Reputation: 89
Am new to WordPress, used MAMP-PRO for windows to setup the Apache, MySQL, PHP and it worked fine. Got a theme and built a website. Was testing why the MAMP Pro would not serve the web pages.
When another PC connected to my IP, it would serve only the text but no images and no javascript files.
Then MAMP Pro would put a message saying Trial version expired. I closed this out and am running just MAMP. But somewhere along the way? my website is gone, the MySQL database is not there, at all. In the PHPadmin page, it looks like a brand new installation before anything, before wordpress was added.
At the top of the admin page it says 'RECENT', click on that and my database name is listed, click and it gets an error #1046 No Database Selected
In switching between MAMP Pro and regular MAMP would the path to the database be changed? How can the database be found?
Upvotes: 0
Views: 1684
Reputation: 89
Got a response, other docs said the db 'ALWAYS' lives at MAMP\db, but it's in another area:
Yes, if you were working with the two week trial , and you want to go back to the free version you need to do the following.
Move your database files from
C:\Users\Public\Documents\Appsolute\MAMPPRO\db\
to
C:\MAMP\db\
Then you can run MAMP Free with your old site.
But doing this was not the fix, MySQL would not start. I copied the original my.ini file from the mampPRO path into the MAMP\conf\mysql\my.ini file
Now restart the MAMP server and most of the page is there.

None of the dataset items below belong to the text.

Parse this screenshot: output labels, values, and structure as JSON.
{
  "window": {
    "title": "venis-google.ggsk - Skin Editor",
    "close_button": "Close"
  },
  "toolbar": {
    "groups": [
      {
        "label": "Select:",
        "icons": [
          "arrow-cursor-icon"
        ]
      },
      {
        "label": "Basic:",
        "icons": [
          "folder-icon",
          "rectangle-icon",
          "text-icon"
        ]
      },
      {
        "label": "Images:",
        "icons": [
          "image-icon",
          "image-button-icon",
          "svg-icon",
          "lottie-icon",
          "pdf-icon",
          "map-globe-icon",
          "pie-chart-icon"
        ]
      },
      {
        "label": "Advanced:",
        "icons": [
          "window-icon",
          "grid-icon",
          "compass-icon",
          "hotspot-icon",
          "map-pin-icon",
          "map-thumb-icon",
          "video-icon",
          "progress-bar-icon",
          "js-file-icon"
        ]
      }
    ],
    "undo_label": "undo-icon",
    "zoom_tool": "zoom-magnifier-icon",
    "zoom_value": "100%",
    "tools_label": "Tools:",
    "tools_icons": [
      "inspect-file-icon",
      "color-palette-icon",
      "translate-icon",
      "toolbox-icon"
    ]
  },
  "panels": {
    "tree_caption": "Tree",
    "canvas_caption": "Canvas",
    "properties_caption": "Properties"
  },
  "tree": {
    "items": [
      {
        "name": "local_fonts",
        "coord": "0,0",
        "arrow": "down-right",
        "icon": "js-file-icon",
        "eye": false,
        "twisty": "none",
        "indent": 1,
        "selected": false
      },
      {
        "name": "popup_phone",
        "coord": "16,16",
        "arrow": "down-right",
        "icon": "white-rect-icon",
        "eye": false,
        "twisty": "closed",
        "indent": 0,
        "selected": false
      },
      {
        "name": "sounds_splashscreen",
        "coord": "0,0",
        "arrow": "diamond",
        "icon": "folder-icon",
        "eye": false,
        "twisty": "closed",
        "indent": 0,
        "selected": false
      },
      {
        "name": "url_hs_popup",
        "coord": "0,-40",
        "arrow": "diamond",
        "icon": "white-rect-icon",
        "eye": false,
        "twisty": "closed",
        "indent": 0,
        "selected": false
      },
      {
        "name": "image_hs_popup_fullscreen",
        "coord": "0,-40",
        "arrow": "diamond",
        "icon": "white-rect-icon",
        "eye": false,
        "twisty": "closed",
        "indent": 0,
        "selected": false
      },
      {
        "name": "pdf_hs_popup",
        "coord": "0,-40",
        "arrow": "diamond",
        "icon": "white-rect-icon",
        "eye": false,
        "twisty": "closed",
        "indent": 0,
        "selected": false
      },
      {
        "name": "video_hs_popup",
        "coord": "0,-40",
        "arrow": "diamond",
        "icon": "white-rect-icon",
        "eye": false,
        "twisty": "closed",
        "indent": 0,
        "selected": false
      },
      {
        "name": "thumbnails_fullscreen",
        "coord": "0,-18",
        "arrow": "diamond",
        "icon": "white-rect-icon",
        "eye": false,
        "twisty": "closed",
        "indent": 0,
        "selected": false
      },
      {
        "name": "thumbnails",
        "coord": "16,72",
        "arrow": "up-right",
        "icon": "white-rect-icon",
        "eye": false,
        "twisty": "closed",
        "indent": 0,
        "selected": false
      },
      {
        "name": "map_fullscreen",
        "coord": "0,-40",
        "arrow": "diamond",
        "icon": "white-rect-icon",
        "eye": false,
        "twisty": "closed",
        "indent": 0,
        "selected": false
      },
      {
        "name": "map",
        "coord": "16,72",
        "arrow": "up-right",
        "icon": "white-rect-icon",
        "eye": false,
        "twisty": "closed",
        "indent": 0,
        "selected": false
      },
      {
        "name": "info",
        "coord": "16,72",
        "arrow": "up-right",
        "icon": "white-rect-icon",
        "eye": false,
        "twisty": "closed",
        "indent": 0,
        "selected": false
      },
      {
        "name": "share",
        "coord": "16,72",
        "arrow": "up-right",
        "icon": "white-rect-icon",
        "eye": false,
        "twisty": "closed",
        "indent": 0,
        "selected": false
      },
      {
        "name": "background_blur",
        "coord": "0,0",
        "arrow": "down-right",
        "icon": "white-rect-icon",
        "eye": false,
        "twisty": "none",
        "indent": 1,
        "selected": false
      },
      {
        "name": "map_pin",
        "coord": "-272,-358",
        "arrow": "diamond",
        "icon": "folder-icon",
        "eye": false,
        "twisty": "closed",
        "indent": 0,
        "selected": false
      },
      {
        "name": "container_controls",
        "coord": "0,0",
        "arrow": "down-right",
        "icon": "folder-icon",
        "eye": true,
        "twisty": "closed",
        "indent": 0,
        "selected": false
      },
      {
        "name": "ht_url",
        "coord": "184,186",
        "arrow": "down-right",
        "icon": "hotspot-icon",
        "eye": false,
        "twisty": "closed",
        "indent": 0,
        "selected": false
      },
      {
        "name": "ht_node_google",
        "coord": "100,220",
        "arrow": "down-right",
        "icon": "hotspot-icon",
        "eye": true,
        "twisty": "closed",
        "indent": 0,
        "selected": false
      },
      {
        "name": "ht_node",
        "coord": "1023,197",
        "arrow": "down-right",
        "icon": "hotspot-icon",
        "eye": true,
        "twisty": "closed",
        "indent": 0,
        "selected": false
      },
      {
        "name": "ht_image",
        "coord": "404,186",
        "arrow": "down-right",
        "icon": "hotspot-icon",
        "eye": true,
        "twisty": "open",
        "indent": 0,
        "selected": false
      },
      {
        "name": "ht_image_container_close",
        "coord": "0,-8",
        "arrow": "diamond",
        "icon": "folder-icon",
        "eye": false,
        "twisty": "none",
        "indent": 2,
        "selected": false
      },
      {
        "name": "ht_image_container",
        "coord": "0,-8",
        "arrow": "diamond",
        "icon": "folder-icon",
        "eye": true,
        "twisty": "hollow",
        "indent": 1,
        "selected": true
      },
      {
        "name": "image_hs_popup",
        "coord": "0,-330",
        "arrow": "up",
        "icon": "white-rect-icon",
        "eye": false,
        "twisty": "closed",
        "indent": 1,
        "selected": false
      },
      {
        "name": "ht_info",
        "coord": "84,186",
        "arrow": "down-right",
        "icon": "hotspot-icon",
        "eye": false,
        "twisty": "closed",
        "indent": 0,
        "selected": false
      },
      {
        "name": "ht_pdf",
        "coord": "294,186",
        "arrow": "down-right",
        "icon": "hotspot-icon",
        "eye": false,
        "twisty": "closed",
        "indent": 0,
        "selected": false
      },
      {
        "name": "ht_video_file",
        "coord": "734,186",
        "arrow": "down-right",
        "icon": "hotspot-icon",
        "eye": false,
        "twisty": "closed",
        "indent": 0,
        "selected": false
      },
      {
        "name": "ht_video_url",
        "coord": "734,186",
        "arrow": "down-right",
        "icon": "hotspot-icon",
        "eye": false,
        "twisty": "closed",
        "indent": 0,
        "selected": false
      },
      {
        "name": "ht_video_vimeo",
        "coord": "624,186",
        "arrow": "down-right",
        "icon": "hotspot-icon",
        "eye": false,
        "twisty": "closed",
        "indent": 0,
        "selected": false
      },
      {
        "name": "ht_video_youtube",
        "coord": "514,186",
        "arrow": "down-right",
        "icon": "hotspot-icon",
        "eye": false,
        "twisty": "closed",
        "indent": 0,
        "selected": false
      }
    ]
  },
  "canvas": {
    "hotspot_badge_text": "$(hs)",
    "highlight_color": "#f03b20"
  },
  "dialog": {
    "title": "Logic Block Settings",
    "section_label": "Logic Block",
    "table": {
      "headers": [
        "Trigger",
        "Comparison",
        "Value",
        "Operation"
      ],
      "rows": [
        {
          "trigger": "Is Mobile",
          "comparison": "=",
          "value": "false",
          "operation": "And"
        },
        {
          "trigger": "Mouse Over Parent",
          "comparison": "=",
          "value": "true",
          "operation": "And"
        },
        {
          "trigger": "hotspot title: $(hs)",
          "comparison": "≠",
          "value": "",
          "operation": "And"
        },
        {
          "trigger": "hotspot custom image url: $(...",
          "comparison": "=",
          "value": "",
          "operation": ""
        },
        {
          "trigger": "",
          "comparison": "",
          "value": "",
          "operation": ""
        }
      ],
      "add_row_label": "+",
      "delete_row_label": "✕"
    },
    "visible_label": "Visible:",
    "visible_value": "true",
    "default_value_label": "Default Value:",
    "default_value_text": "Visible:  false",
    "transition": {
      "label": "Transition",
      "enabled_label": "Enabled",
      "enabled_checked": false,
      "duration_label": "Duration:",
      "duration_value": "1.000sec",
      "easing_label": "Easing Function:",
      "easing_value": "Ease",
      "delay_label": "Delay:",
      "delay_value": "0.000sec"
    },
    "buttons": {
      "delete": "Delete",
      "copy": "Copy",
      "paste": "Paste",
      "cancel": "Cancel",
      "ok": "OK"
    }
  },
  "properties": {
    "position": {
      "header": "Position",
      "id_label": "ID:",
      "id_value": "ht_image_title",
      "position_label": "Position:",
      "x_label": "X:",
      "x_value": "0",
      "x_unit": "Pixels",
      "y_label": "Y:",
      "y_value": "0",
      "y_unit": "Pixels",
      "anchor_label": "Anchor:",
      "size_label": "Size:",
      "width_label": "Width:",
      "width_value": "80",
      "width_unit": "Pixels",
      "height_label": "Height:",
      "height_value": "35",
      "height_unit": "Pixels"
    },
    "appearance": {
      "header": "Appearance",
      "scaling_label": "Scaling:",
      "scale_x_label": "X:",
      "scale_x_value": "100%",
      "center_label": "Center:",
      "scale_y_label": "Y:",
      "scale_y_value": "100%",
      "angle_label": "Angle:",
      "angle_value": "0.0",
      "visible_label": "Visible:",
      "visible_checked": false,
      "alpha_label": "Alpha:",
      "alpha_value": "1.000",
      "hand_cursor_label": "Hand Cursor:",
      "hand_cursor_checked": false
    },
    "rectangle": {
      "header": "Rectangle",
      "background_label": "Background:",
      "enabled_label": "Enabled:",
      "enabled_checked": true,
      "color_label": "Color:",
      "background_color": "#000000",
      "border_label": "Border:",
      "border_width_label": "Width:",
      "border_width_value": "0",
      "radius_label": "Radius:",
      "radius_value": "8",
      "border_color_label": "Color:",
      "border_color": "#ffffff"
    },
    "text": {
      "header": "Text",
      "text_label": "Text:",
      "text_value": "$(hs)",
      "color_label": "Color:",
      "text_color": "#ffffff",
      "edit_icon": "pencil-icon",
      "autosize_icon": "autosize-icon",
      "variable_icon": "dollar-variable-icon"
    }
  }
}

One of the main images, also the logo are just not there, but at least the majority of the website is there. Trying to edit these areas, the logo and main slider image will not display. Upload the image or pick another image, they do not get displayed.
Upvotes: 1
Reputation: 12442
I don't know what MAMP PRo versus MAMP does; it's very possible they use different paths for the MySQL data directory (datadir). If they do, you should be able to copy the files from the pro datadir to the non-pro version and use them (I'd make a backup of the non-pro directory then completely replace it, rather than trying to merge the two directories which can cause permissions issues and other problems).
However, if the missing databases are only missing when you connect from the other machine, it's more likely to be a MySQL permissions problem. It's possible that you're connecting from the remote machine as the anonymous user which might not have permissions to access any of your existing databases. You can try connecting from the local machine as root to test this possibility.